La tension entre la République Démocratique du Congo (RDC) et le Rwanda n’est pas près de baisser malgré les efforts entrepris dans ce sens, alors que la résurgence, depuis fin 2021, de la rébellion du M23 dans l’est de la RDC a ravivé la tension entre les deux voisins. Kinshasa affirme que cette rébellion est activement soutenue par le Rwanda, ce que conteste Kigali. Et les présidents des deux pays multiplient les invectives. Jeudi 1er décembre, en réponse aux propos critiques du président rwandais, Paul Kagame, lancés contre son homologue congolais, Félix Tshisekedi, d’exploiter les violences dans l’est de la RDC pour retarder les élections, Kinshasa a estimé que Kagame n’avait pas de leçon à donner en termes de démocratie. « Je pense que le président Kagame n’a pas de qualité pour faire un quelconque commentaire sur ce qui concerne les élections », a déclaré le porte-parole du gouvernement congolais, Patrick Muyaya, devant la presse, en rappelant notamment que par le biais d’un référendum constitutionnel organisé en 2015, M. Kagame s’était « assuré de rester au pouvoir jusqu’en 2034 ». Dans un discours à la nation, M. Kagame a dit que le problème pourrait être réglé si la RDC, où une présidentielle doit avoir lieu fin 2023, « n’avait pas essayé de créer les conditions d’une situation d’urgence pour que les élections n’aient pas lieu ». Des accusations visant, selon Kinshasa, à « déstabiliser politiquement Tshisekedi, pour qu’il ne soit pas réélu », afin d’avoir au pouvoir à Kinshasa quelqu’un qui permettra à Kagame de « continuer sa politique de pillage » de l’est de la RDC, riche en minerais de toutes sortes. De l’autre côté, la RDC accuse le Rwanda de soutenir le Mouvement du 23-Mars (M23), un groupe armé issu d’une ancienne rébellion tutsi congolaise, qui a repris les armes fin 2021 malgré des accords de paix signés en 2013.
Des accusations et contre-accusations qui témoignent du niveau de crispation entre les deux pays, depuis l’arrivée des Hutus rwandais dans l’est congolais, terrain de combats entre les Forces Armées de la RDC (FARDC) et de nombreux groupes armés, dont en tête le M23. Ce dernier s’est emparé ces derniers mois de larges pans d’un territoire du Nord-Kivu.
Médiations régionales
Tentant d’apaiser ces tensions, un sommet a eu lieu le 23 novembre à Luanda et a décidé un cessez-le-feu à partir du vendredi 25 novembre, suivi deux jours plus tard du retrait du M23 des zones conquises depuis plusieurs mois dans la province du Nord-Kivu. Or, aucun retrait n’a été observé, et des combats à l’arme lourde ont repris jeudi 1er décembre. Kinshasa a accusé les rebelles d’avoir massacré 50 civils mardi 29 novembre dans un village du Nord-Kivu. Le M23, lui, reproche à Kinshasa de ne pas avoir respecté ses engagements sur la démobilisation et la réinsertion de ses combattants.

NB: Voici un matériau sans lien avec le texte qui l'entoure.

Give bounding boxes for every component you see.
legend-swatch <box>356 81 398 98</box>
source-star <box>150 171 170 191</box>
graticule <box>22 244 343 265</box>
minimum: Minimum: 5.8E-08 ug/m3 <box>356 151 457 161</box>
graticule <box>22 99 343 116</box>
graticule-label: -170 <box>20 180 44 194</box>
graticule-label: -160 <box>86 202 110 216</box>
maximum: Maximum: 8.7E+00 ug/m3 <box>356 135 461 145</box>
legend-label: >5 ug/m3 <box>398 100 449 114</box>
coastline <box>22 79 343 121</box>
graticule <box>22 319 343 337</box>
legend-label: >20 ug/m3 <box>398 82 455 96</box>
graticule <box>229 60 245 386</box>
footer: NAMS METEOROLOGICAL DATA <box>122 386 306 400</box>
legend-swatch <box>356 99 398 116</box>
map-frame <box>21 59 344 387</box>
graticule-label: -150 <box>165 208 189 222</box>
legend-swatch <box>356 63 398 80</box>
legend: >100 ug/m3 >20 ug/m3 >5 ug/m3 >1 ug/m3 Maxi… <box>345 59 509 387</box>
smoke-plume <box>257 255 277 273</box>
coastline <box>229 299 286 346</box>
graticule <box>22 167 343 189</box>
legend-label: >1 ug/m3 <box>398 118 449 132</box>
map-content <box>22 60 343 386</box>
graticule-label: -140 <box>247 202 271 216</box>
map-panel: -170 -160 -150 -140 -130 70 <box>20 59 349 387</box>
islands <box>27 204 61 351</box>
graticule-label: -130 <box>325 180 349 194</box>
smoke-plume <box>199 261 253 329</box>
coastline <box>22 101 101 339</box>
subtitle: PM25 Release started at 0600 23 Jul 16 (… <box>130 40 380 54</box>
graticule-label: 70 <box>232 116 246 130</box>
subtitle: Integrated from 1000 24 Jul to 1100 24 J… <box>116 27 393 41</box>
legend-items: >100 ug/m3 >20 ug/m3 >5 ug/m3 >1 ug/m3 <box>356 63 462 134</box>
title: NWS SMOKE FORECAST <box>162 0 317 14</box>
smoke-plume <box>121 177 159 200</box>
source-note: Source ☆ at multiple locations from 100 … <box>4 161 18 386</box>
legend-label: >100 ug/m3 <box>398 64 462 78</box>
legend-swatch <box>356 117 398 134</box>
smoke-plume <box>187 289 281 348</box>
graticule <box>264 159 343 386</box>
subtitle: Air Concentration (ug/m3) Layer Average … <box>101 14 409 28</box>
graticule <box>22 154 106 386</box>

Kinshasa, à son tour, accuse Kigali d’apporter à cette rébellion un soutien que des experts de l’Onu et des responsables américains ont également pointé, mais le Rwanda nie avec constance, en accusant en retour Kinshasa, qui nie également, de collusion avec les FDLR, des rebelles hutus rwandais implantés en RDC depuis le génocide des Tutsis en 1994 au Rwanda.
Cette tentative d’apaisement n’est pas la seule. Plusieurs initiatives diplomatiques ont été lancées, notamment par la Communauté des Etats d’Afrique de l’Est (EAC). Celle-ci a décidé le déploiement d’une force régionale, dont des éléments kényans sont déjà positionnés à Goma, et a lancé, le 28 novembre à Nairobi, une nouvelle session de pourparlers de paix, sans le M23 que Kinshasa qualifie de mouvement « terroriste ». Une autre médiation est menée au nom de l’Union africaine par le président angolais, Joao Lourenço, chargé de tenter de réconcilier Kinshasa et Kigali. Or, le chemin de réconciliation nécessite plus d’efforts régionaux, et peut-être internationaux, afin d’éviter une crise de plus en plus grave.